Parking will become a cinch when a new hi-tech steering system arrives to double the amount of steering travel on the front wheels and slashes metres from the turning circle.

A radical new steering system called EasyTurn – which doubles the amount of turning movement on the front wheels of a car – is set to transform parallel parking and U-turns around the world.

German engineering company, ZF, has developed the EasyTurn system and has trialled it successfully on a BMW i3 electric city car.

It has yet to announce any production plans, but it promises to be ideal for large luxury cars and the coming wave of electric city cars.

It will also be perfect for anyone who struggles with the dreaded reverse-parking component of the driver license test in Australia – or anyone who needs to make a U-turn in tight city or suburban streets.

The technical detail of the EasyTurn system transforms a conventional MacPherson strut front suspension with an extra link to boost the turning capability of the front wheels, increasing the turn angle from 40 to 80 degrees.

It slashes the turning circle of a typical small passenger car from 10 metres to just seven metres.

The only drawback is it is currently not suitable for front-wheel drive cars, because it would over-stress the driveshafts linking the gearbox to the wheels.
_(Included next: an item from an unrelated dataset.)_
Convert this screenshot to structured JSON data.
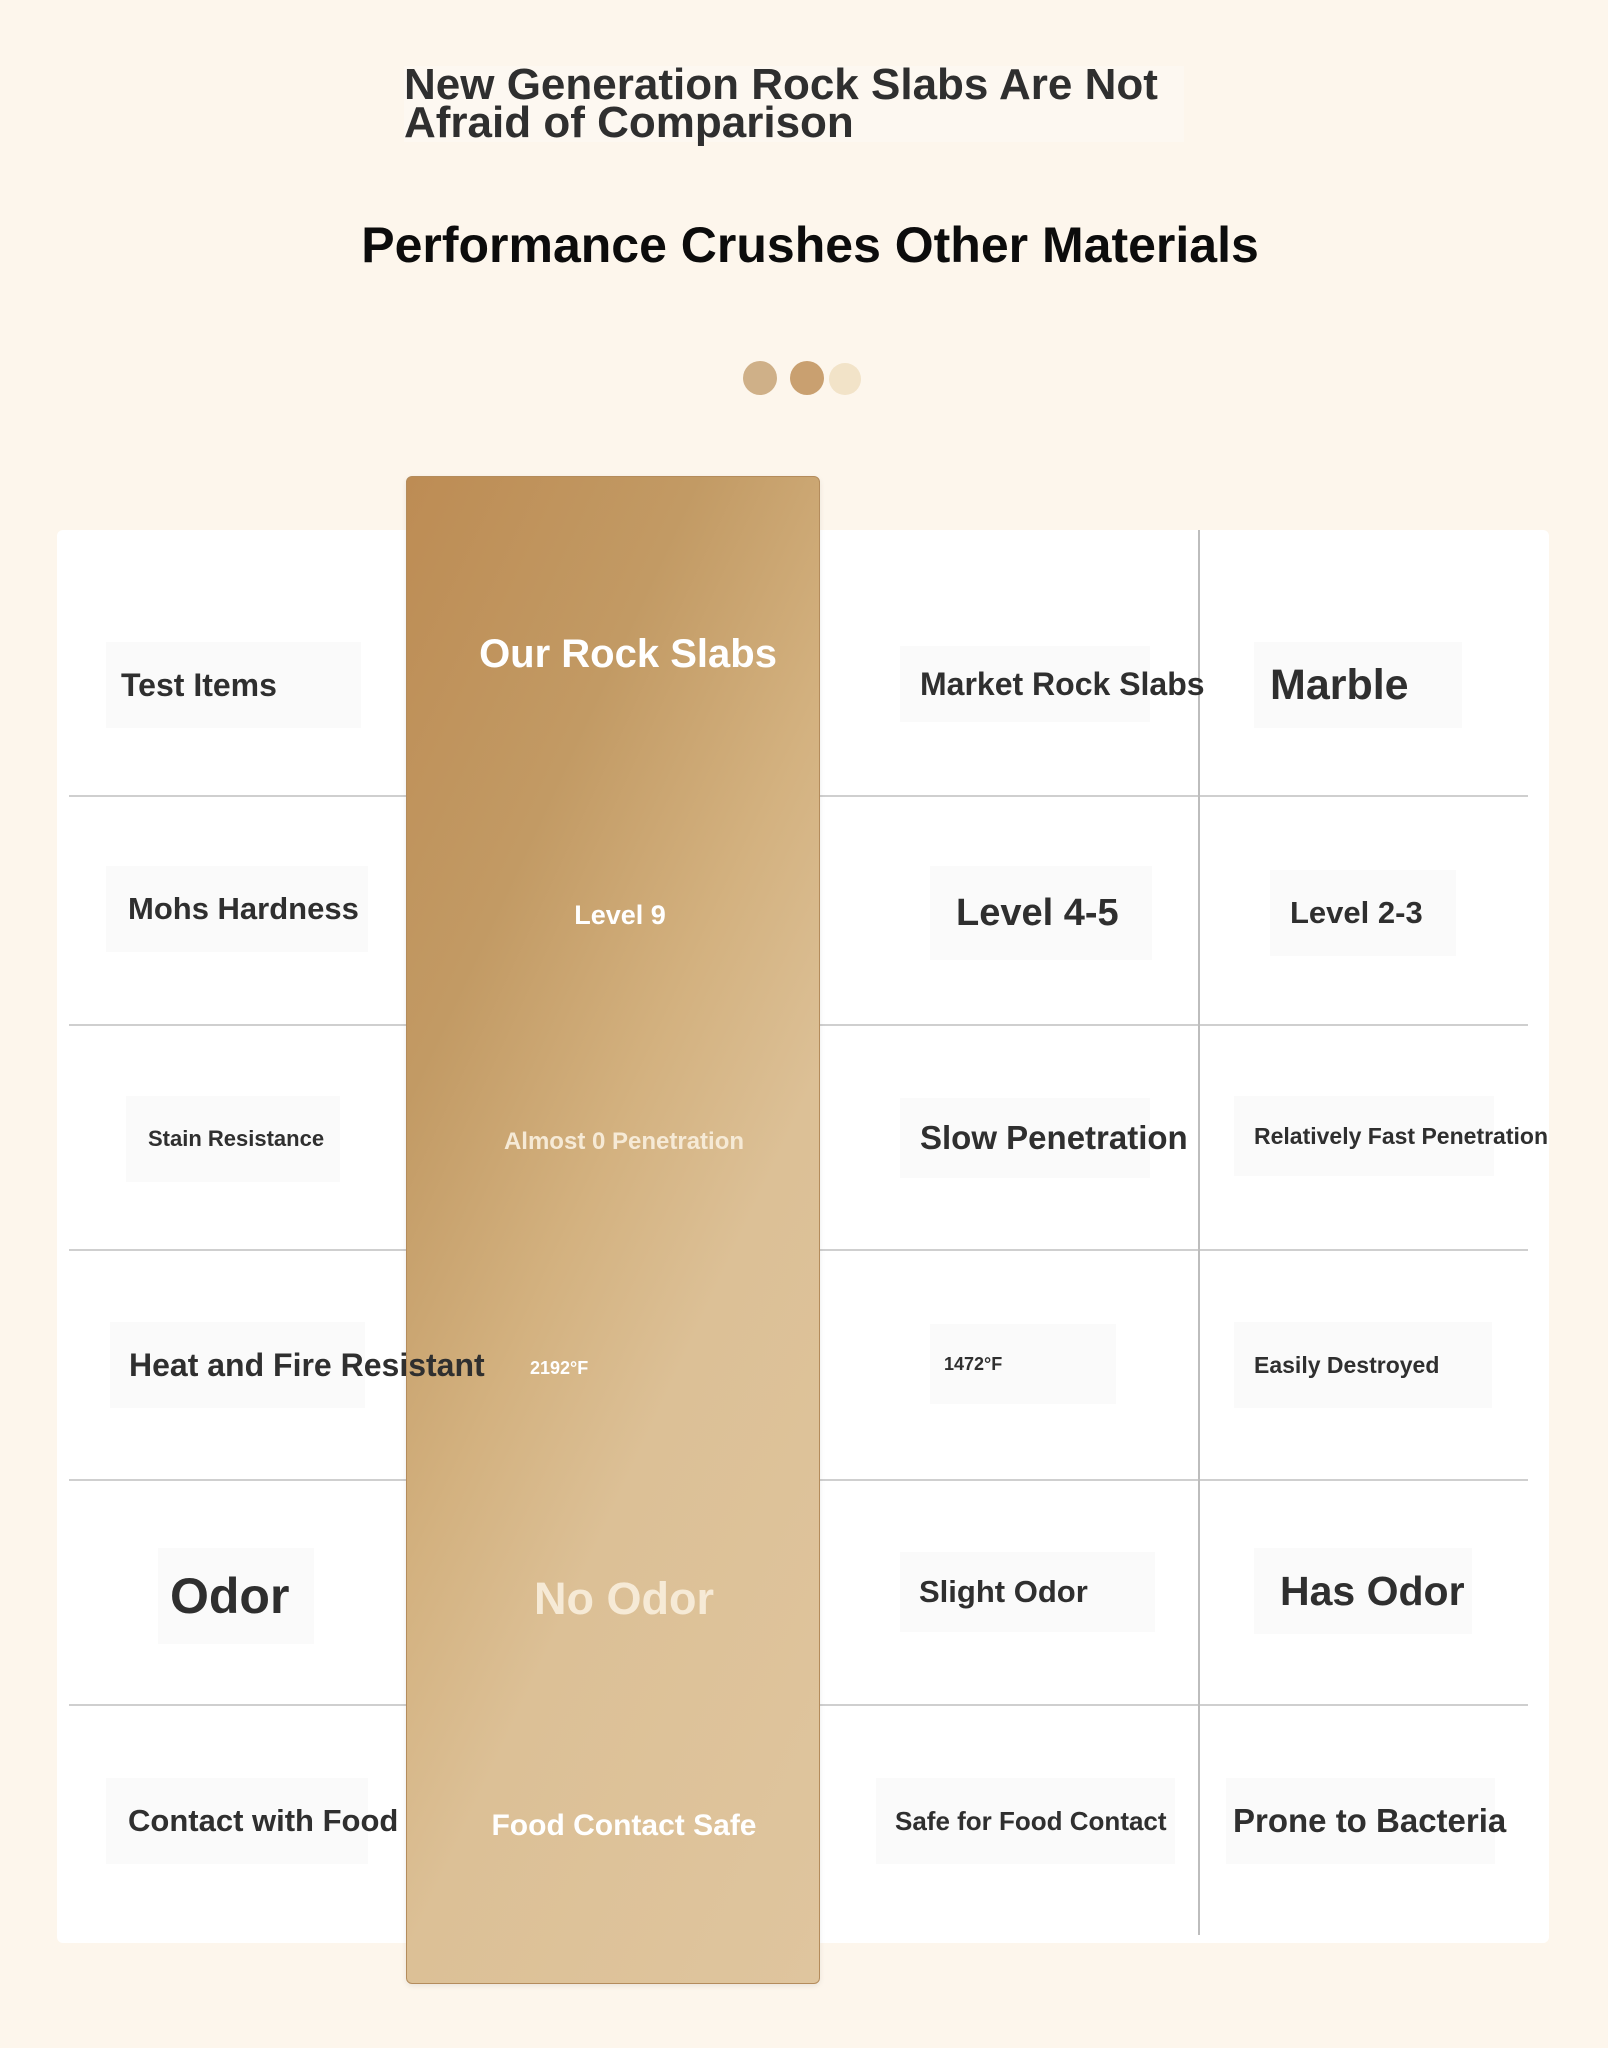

But that will change on electric vehicles which use in-wheel motors.

“EasyTurn is suitable for vehicles with rear-wheel drive, the usual set-up in electric cars,” said the head of axle system development at ZF, Knut Heidsieck.

“It is ideally suited for volume segments because the MacPherson axle is compatible with around 80 per cent of today’s common platforms.”

ZF says EasyTurn is best with the company’s steer-by-wire system, which allows minimal lock at the wheel with maximum turn at the road.

“With steer-by-wire, we can allow the steering to react differently, depending on the driving speed, so that the steering is less sensitive at high speed than when manoeuvring,” said Heidsieck.